Because of these changes, Omicron spreads faster than the original coronavirus that causes COVID-19. Scientists expect new variants to keep coming up. By continuing genome sequencing and surveillance, they can try to keep ahead of the virus. Scientists can use genome sequencing to identify and track any virus they’re interested in.

Genome sequencing is a lot easier and cheaper now than it used to be. Viral genomes are also easier to sequence than a human genome because of their small size. Here are the primary steps:

Extraction. Scientists extract the RNA or DNA from a sample that has virus in it.
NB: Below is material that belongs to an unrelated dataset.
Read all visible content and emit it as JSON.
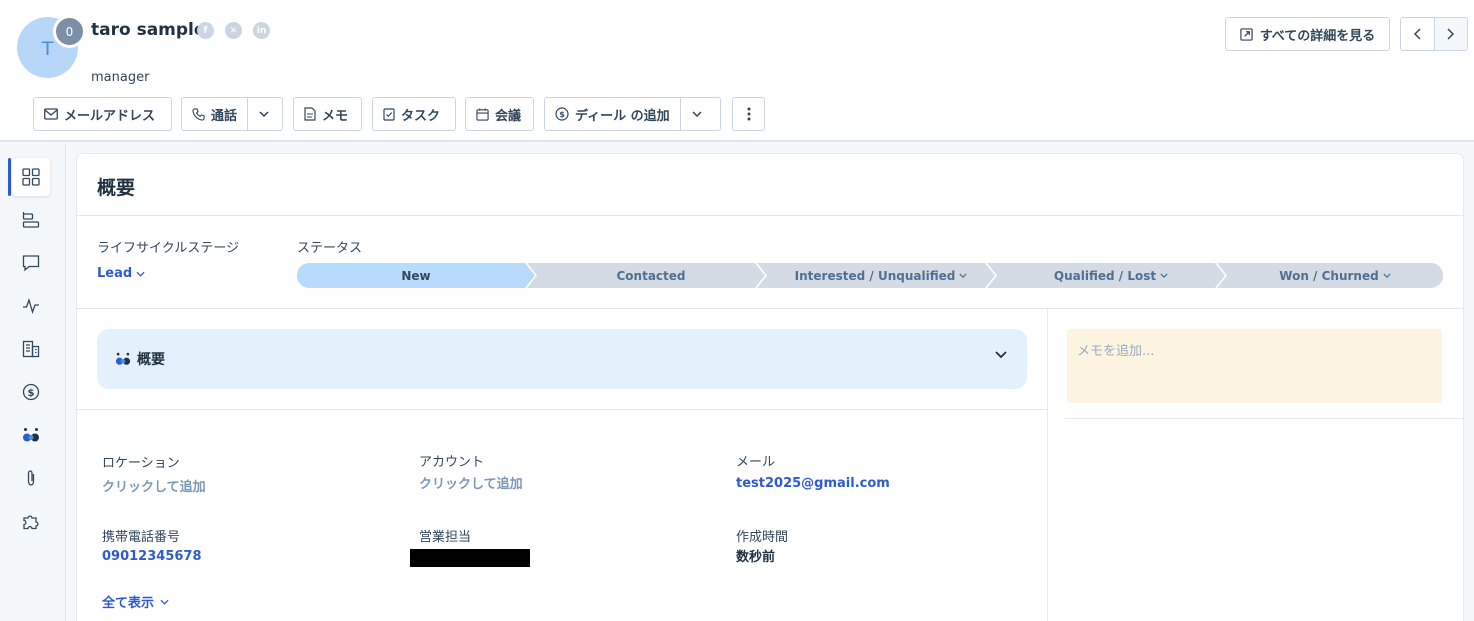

Sample preparation. Scientists prepare the sample. For example, they might have to chop the RNA or DNA into smaller pieces or add certain fragments to the ends. The specific steps depend on which type of machine scientists are using.

Sequencing. Scientists put the sample into a sequencing machine. The machine reads signals that tell them the order of bases or letters in the DNA or RNA.

Analysis. The machines will end up with lots of strings of letters that don’t individually cover the whole genome. They’ll use computers to put it all together into a complete genome sequence and identify any differences in the new sequence compared to others.